For the three months ended September 27, management said net revenue would be approximately $70 million. That’s in line with their guidance range of $68 million to $73 million, but Wall Street was expecting sales to skew toward the lower end of that range, at $68.7 million.

However, its anticipated gross margin of 10% to 11% is lower than analysts had been expecting (13.8%). That’s still the case even adjusting for expenses related to its downsizing of operations in China, which would have left margins around 12% to 13%, per Beyond.

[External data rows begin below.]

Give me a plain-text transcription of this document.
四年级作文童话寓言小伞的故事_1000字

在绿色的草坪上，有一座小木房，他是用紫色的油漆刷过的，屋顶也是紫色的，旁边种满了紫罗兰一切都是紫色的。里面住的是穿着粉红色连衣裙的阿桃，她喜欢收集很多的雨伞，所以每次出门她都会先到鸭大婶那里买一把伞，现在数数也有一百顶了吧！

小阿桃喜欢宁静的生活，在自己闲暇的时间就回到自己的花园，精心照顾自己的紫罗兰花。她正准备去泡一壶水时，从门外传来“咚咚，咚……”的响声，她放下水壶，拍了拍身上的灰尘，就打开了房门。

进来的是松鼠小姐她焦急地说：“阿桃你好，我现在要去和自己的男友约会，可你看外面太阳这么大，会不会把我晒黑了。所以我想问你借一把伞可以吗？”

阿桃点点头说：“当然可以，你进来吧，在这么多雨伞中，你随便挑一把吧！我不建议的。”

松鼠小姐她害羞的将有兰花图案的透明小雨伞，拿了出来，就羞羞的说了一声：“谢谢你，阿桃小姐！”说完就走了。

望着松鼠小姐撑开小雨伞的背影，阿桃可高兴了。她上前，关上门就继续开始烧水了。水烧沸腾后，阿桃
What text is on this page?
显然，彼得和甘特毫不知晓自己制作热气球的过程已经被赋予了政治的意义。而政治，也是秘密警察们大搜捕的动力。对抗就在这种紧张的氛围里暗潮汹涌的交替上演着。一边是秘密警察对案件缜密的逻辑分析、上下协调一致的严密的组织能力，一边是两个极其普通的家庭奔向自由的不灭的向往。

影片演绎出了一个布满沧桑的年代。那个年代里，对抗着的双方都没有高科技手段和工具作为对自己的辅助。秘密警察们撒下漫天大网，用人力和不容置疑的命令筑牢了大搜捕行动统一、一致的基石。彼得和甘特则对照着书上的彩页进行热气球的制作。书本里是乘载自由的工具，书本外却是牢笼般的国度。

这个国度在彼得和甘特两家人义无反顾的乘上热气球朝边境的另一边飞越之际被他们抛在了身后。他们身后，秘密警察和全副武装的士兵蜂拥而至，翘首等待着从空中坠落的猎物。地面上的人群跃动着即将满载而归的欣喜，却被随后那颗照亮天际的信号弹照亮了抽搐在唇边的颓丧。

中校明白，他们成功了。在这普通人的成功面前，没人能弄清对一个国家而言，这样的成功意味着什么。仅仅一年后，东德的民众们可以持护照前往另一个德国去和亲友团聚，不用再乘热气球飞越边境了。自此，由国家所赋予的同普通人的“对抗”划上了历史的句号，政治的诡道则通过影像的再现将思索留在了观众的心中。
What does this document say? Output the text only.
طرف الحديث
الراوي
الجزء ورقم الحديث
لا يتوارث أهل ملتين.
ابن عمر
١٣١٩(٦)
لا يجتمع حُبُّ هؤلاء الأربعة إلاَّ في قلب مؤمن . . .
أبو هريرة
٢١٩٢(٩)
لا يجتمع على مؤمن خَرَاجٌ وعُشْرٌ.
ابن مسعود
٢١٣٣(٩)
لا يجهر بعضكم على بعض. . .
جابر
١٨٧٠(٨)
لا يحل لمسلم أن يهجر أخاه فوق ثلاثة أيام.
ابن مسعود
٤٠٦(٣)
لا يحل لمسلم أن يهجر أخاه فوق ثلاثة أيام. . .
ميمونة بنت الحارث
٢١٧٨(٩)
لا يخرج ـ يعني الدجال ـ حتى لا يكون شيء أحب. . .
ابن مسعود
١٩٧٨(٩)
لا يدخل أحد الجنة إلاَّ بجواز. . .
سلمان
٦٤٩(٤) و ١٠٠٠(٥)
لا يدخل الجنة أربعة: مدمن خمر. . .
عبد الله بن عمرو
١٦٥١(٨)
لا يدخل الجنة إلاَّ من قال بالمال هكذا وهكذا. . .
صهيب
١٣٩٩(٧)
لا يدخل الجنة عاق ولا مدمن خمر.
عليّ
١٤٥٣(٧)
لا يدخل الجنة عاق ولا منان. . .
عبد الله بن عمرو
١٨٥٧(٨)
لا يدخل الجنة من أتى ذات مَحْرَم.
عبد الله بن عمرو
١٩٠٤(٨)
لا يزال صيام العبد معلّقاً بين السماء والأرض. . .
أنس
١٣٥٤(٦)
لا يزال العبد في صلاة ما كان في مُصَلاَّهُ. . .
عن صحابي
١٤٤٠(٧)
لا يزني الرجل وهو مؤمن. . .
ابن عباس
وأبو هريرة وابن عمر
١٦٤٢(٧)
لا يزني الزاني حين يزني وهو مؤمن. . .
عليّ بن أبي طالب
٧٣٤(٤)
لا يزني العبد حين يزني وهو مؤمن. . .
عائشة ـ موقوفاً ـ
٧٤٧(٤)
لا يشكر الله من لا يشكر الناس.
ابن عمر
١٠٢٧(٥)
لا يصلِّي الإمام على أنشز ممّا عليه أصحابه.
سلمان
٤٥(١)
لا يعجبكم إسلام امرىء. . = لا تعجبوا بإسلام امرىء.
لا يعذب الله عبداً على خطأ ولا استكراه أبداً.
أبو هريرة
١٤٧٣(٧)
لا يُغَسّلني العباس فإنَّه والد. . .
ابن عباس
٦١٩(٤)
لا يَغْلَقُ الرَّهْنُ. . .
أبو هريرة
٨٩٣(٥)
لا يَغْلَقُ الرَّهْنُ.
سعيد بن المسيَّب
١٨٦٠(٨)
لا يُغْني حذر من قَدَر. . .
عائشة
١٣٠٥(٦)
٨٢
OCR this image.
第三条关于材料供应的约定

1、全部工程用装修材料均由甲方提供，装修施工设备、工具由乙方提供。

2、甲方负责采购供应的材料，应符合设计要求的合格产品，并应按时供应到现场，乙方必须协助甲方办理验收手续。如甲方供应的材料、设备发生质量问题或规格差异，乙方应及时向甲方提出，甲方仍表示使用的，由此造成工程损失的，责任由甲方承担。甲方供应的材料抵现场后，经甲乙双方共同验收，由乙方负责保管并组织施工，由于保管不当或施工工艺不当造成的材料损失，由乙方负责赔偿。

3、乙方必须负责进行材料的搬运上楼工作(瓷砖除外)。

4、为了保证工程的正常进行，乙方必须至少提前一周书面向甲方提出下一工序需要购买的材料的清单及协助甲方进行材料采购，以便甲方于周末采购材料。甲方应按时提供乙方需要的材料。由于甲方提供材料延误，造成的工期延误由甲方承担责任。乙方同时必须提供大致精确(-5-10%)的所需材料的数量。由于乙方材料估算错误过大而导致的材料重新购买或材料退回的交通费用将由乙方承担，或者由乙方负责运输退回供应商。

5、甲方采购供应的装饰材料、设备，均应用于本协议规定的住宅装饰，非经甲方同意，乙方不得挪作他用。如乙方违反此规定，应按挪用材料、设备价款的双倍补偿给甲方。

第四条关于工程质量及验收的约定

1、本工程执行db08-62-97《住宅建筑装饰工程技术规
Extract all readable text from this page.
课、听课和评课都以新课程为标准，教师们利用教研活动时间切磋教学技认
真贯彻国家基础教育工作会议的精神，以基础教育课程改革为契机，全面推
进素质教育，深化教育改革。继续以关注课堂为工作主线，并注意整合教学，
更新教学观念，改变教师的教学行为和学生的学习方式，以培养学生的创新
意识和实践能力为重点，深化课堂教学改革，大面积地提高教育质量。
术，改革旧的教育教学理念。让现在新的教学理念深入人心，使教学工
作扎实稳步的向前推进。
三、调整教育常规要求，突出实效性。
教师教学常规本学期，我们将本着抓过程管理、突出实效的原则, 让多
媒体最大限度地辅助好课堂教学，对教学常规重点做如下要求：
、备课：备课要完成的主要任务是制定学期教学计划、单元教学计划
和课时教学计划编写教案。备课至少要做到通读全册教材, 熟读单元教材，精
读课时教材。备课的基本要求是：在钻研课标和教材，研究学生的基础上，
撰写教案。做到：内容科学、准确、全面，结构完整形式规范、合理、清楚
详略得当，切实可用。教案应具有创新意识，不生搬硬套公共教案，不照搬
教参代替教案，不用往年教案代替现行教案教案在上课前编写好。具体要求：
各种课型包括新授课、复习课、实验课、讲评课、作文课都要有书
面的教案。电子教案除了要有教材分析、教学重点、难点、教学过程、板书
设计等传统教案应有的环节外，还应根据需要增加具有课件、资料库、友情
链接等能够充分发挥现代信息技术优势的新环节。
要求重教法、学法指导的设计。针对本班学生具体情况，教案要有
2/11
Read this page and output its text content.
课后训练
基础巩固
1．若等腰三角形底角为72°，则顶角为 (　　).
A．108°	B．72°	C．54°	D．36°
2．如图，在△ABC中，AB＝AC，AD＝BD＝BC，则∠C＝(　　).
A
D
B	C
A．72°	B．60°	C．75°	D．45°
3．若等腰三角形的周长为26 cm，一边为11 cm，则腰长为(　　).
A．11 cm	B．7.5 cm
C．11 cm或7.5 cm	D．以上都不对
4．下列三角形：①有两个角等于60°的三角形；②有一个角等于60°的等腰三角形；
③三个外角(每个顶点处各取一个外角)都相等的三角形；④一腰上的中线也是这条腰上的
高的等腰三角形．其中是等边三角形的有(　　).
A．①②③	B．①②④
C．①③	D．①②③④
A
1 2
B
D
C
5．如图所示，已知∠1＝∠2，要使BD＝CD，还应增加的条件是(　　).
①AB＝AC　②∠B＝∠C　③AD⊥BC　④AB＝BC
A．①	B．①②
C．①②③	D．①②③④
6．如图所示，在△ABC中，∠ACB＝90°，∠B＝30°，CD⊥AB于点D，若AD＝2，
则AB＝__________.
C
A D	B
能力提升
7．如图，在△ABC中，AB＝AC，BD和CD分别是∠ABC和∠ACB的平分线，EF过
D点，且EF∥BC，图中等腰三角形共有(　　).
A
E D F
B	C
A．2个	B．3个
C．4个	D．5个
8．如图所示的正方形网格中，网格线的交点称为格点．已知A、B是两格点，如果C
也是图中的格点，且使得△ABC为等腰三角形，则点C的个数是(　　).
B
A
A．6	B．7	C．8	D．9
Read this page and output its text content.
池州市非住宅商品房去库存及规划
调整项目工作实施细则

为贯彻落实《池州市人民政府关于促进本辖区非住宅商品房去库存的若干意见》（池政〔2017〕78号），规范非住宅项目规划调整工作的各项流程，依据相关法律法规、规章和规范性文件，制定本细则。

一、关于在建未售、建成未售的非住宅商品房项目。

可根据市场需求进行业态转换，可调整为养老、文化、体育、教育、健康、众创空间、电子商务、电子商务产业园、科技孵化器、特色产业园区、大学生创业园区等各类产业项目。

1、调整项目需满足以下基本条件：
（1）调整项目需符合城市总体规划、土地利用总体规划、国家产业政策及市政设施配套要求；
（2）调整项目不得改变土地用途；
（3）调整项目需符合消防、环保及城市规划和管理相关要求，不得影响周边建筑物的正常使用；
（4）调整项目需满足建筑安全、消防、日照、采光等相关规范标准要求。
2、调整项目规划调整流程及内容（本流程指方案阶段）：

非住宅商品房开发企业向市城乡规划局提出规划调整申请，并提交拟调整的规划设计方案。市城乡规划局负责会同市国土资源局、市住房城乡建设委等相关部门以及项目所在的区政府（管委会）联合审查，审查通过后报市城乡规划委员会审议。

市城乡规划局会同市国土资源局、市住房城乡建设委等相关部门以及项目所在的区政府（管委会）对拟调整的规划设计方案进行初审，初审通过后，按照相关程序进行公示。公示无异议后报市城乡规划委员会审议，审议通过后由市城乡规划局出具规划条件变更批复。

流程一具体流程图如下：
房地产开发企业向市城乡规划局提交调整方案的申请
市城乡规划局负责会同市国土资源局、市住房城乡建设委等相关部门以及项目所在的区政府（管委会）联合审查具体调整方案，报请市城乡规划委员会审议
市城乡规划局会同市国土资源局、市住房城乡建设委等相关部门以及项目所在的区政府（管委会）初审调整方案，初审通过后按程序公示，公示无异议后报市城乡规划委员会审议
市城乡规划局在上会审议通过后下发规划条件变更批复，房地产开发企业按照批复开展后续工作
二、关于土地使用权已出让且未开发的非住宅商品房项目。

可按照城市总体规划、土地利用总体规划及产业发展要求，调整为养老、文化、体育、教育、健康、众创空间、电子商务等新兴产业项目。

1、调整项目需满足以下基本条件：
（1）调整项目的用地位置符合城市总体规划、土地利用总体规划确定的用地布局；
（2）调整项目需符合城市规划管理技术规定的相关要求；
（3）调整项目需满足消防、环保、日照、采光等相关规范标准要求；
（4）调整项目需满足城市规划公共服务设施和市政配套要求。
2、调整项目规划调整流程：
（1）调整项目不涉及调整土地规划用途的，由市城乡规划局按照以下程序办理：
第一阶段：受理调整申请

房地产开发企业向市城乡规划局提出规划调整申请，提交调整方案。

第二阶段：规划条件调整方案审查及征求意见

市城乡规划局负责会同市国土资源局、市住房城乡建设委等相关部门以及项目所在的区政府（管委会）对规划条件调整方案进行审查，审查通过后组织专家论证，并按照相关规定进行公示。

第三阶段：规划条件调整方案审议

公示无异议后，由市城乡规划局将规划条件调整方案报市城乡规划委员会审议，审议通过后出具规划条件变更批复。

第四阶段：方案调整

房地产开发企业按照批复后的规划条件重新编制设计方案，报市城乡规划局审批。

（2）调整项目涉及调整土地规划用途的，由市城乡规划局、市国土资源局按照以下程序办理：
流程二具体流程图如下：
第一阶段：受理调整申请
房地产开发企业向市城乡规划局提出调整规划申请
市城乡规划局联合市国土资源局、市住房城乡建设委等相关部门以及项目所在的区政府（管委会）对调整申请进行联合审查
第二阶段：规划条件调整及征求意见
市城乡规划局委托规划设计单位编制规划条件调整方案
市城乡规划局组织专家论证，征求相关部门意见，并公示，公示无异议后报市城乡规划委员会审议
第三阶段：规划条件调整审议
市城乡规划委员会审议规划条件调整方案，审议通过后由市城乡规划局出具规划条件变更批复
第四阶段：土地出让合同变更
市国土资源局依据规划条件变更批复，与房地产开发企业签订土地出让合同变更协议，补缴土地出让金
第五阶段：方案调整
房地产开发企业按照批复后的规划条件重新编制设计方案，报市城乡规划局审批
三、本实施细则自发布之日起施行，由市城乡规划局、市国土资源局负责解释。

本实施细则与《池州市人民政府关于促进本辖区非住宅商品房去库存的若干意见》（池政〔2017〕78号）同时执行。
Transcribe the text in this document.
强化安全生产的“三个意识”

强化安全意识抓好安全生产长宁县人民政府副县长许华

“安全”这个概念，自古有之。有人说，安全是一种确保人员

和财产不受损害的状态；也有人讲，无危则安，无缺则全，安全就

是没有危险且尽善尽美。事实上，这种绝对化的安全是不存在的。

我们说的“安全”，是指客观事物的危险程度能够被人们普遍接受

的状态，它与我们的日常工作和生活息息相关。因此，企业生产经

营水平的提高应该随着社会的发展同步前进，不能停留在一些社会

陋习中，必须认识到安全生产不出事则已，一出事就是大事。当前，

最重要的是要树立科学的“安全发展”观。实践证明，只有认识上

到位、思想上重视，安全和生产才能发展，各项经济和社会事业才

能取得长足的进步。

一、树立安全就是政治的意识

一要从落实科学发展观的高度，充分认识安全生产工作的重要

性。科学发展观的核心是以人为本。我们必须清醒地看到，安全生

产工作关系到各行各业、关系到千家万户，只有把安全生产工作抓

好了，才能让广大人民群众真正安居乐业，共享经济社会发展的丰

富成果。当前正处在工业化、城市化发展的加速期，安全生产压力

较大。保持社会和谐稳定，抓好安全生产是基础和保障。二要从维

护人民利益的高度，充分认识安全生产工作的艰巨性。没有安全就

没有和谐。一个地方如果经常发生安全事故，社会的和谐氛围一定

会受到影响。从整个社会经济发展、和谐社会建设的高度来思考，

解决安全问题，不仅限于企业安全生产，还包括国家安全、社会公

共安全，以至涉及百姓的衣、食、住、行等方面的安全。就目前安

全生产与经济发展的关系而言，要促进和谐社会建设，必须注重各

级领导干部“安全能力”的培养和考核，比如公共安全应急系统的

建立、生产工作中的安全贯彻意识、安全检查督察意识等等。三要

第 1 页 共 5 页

Perhaps more importantly, the company provided positive commentary regarding arbitration discussions with a former co-manufacturer that appear to bring it closer to a resolution while limiting potential damages:

“As previously disclosed, in March 2024, a former co-manufacturer brought an action against the Company in a confidential arbitration proceeding claiming that the Company inappropriately terminated its agreement with the co-manufacturer and claimed damages of at least $73.0 million. On September 15, 2025, the arbitrator issued an interim award (the ‘Interim Award’) and found that the Company had a valid basis to terminate the agreement with the Manufacturer. The details of the Interim Award are confidential, and a final arbitration award has not been issued. Additional proceedings will be held to determine the award of attorneys’ fees, prejudgment interest and costs, if any, before a final arbitration award will be issued. On September 25, 2025, the Manufacturer filed a request with the arbitrator to re-open the arbitration hearing. On September 29, 2025, the Company opposed this request. On October 20, 2025, the arbitrator denied the Manufacturer’s request.”